Bottom line----Only Murf's car are breaking----Bartone had a worse tire failure and they are still using their Plueger Chassis....
I am sure Force wishes Plueger would go back to building him cars....IMO
Plueger says if he is required to heat treat the two chassis he has on the jig he will cut them up and make nostalgia funny cars out of them and be done with it.
On another board someone admits that the only heat treated tubes in JF's cars were the upper and lower frame rails. Not being totally privy to all that, aren't those the frame rails that broke?
A phrase is being coined by a few of the major chassis builders who were told their opinions were "irrelevant" back when the heat treat issue was first discussed is this: In refering to heat treated 4130 (considering that non-heated treated tubing is 4130 or 4130N normalized) the heat treated welded tubing in the future should be refered to as "Abnormalized."
While several seem to think all chassis builders use the same design in FC, it simply isn't true.

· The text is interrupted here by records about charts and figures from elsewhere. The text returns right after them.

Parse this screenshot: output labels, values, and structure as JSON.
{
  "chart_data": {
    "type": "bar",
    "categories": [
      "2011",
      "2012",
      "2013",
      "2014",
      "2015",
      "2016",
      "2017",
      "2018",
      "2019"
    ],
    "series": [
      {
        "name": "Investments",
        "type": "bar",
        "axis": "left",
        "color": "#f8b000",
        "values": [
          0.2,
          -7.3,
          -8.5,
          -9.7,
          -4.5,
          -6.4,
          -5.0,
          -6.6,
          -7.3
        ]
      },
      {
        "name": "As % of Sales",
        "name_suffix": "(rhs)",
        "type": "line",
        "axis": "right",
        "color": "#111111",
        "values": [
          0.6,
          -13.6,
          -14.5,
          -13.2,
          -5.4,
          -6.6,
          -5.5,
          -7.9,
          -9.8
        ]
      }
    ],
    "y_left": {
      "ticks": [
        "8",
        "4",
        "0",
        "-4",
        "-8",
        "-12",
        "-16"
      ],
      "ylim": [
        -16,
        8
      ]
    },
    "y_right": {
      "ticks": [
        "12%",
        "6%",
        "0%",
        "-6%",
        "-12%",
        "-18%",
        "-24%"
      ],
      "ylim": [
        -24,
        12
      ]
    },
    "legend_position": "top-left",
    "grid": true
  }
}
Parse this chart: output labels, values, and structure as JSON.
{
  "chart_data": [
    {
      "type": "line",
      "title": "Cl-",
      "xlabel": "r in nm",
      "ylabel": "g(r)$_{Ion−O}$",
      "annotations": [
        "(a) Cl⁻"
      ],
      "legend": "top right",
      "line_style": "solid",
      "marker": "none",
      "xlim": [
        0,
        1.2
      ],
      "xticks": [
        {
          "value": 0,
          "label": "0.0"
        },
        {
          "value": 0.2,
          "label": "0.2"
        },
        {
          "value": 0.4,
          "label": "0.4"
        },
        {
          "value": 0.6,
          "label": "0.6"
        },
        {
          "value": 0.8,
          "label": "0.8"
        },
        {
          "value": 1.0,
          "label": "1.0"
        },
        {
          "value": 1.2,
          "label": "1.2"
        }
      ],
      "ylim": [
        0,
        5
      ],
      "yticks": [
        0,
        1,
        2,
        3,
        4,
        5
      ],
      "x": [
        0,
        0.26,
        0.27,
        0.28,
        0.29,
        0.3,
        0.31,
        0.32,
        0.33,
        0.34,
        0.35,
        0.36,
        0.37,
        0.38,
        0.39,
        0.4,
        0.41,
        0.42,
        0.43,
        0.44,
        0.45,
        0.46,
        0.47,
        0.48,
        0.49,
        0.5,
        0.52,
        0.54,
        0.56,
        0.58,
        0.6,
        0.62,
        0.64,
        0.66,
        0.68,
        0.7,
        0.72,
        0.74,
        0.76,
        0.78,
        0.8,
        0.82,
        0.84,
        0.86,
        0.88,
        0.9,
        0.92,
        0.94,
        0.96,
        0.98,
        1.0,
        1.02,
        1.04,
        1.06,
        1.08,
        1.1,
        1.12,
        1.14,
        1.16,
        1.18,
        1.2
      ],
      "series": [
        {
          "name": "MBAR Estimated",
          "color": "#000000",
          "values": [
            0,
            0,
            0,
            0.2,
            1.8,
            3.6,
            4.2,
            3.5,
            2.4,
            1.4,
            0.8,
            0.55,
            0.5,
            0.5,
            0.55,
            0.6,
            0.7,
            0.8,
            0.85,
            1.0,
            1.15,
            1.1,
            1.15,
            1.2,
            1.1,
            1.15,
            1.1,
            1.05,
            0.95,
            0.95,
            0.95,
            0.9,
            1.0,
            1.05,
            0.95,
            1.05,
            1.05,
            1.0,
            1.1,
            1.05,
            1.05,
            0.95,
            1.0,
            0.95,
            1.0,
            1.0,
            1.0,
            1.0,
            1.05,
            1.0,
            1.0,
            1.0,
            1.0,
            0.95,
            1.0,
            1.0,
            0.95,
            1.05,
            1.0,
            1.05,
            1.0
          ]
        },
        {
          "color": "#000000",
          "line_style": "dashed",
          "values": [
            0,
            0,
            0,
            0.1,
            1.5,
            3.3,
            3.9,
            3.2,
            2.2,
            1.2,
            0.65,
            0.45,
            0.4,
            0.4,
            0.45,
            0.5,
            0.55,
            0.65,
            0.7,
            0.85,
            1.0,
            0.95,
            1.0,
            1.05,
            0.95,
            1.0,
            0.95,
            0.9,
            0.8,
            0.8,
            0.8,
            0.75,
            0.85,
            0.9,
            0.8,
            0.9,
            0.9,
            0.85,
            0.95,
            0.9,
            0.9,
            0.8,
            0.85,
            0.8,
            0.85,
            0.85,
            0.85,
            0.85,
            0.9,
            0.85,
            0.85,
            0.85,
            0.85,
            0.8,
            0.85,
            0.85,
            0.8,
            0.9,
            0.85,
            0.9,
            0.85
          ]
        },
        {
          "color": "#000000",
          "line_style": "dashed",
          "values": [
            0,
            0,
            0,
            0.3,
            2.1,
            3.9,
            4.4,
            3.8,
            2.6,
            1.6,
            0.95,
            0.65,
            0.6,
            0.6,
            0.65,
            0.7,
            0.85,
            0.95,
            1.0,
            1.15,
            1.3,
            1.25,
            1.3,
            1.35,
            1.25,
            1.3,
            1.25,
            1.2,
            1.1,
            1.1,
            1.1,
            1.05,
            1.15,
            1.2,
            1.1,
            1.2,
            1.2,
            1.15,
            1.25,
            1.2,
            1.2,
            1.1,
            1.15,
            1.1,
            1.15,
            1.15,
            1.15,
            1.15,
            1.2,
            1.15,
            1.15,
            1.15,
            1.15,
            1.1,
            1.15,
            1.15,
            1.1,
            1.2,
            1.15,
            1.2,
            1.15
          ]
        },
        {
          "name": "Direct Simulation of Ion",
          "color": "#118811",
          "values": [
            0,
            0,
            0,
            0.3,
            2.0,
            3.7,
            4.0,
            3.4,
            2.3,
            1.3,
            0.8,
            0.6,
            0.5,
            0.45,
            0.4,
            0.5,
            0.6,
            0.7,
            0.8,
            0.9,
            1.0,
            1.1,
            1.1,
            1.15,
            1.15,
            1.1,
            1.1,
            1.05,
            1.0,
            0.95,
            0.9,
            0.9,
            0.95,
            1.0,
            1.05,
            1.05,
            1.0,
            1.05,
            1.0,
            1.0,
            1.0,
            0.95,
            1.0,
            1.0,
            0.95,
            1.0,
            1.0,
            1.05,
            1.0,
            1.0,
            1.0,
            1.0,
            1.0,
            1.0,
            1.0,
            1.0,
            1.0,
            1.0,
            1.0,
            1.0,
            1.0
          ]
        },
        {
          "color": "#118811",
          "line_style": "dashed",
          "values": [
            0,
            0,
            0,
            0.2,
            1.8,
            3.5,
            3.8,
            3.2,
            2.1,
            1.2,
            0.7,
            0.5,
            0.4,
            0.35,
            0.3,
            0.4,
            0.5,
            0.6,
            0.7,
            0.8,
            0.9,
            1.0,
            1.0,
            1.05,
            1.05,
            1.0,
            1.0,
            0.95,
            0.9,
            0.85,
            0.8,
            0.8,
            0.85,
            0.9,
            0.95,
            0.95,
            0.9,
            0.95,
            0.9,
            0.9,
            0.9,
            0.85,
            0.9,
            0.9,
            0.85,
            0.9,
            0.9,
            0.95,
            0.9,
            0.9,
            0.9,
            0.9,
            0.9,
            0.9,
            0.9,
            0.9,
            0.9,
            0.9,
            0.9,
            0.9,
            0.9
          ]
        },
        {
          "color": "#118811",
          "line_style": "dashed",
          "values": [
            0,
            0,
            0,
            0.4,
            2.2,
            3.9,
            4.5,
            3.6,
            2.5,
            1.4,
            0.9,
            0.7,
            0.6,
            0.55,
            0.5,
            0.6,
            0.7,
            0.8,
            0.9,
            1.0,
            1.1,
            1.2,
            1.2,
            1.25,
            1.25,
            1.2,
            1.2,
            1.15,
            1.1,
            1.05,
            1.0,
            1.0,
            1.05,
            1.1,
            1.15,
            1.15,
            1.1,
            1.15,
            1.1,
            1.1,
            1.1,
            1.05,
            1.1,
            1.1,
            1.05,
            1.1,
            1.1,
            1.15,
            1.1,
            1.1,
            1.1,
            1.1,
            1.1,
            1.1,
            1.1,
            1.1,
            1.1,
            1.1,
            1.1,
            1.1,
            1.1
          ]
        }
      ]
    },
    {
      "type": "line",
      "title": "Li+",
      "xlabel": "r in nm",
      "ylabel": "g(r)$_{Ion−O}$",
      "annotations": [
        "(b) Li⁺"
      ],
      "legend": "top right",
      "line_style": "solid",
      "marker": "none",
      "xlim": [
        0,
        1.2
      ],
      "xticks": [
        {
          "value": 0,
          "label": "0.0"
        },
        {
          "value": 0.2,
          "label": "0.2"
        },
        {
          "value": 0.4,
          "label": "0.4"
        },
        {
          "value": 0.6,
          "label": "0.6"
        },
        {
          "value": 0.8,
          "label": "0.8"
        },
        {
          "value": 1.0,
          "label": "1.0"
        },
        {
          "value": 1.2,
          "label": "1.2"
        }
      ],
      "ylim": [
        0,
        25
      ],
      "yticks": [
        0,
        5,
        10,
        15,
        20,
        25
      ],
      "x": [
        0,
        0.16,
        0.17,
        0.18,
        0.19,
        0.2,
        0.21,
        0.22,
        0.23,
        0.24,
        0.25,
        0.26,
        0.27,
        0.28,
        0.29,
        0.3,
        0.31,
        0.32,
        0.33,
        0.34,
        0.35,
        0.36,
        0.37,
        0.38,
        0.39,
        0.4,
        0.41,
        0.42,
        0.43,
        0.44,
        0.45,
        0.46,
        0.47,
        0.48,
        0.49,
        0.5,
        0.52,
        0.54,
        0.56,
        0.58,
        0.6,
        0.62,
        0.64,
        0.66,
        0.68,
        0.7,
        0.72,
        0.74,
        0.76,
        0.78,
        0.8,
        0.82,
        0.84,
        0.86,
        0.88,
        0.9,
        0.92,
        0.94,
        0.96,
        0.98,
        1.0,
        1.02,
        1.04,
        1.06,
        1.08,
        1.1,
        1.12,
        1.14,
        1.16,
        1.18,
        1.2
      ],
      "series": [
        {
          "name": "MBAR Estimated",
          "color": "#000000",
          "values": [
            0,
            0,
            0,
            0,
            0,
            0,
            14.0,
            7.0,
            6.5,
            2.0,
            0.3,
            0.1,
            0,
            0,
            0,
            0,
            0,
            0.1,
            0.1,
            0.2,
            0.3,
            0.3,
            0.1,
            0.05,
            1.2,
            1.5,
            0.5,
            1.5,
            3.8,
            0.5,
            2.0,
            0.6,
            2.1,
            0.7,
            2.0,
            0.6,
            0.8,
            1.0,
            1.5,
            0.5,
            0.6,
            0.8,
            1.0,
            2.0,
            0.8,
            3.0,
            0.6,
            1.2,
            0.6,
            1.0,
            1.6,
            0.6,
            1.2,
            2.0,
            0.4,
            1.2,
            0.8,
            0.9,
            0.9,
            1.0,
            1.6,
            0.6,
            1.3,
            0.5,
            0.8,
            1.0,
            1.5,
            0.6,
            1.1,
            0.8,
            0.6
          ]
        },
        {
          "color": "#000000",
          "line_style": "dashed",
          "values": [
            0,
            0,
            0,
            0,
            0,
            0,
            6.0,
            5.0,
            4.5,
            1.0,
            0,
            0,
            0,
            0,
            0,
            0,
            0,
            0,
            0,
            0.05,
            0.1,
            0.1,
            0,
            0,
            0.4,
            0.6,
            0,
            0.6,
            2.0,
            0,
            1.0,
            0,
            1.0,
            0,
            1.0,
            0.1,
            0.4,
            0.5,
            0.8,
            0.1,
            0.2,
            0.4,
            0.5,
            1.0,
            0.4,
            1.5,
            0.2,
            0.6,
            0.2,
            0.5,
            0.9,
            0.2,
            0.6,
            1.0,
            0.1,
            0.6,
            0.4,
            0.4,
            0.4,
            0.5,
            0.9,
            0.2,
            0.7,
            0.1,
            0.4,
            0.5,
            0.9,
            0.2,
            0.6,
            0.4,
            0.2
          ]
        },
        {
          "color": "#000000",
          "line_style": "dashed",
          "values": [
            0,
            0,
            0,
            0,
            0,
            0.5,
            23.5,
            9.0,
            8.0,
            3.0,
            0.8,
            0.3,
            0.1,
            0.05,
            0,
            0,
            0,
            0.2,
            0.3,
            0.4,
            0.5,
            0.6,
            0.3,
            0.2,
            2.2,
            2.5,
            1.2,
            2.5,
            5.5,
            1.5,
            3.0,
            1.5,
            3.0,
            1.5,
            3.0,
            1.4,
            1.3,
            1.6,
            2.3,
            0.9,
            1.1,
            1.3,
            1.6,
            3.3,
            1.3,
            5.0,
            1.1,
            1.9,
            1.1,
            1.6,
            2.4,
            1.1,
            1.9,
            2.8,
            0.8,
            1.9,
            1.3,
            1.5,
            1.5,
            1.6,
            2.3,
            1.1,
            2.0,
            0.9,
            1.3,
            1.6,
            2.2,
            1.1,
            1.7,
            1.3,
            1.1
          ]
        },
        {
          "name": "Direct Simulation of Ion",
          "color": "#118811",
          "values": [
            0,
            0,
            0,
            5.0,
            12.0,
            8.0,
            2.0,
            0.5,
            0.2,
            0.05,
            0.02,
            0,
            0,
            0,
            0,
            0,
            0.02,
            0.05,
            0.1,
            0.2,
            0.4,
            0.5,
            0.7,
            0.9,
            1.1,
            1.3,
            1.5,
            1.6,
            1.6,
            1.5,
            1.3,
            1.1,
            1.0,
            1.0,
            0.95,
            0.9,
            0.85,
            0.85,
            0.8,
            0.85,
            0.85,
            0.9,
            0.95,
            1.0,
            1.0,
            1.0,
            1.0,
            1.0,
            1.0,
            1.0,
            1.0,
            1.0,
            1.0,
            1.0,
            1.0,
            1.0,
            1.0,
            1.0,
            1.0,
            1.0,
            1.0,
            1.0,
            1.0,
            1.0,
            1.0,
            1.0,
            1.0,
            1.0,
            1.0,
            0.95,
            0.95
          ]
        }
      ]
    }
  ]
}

Side by side comparisons will show you significant design differences. Very significant. The only similarity is where the driver is positioned (even the tubes around the driver are different). Other than that they are not the same.
Having said that, we have seen that Steve Plueger's cars with John Force at the wheel have gone through some very violent episodes and have not come close to self destructing. The reason? Scroll back through the posts and reread my bridge analogy. The two bridges built in 1906.
Here in California we have seen older bridges go through extensive earthquake retrofits as more and more is learned about seismic loads. However, we see adjacent bridges which remain untouched. Why? Because the engineers got them right the first time.
While we applaud all those involved in the scurry to make safe the funny car chassis already in the field by adding a spaghetti-like complilation of tubes and brackets in the driver's compartment, we have to ask ourselves one question. Could the biggest leap forward actually be listening to the larger group and their vast experience, plus the engineers with doctorates and stress analysis equipment who are encouraging a leap backwards. A leap back to a point we never should have left in the first place?
Has John Force ever fallen out of any of Plueger's cars when he blew the tires and flipped them over? Did Del ever get launched out of any of his multiple chassis bending wrecks? Al Hoffman hit the opening of the guardrail at who knows where at almost 300 miles per hour and the car saved his life. What other wreck made us hold our collective breath more than that one? Mike Dunn "walked" away from some nasty FC wrecks, too. Isn't he the one who rode out an engine explosion that actually threw the engine OUT OF THE CAR, yet the frame remained intact and saved his life? 28 years and no fatalities. Now we have a problem? What changed? We know the answer I believe.
For some reason in an effort to take chassis technology to the next level have we fallen off the ladder and hit ourselves in the @$$. Time to admit something is wrong and be man enough to admit it.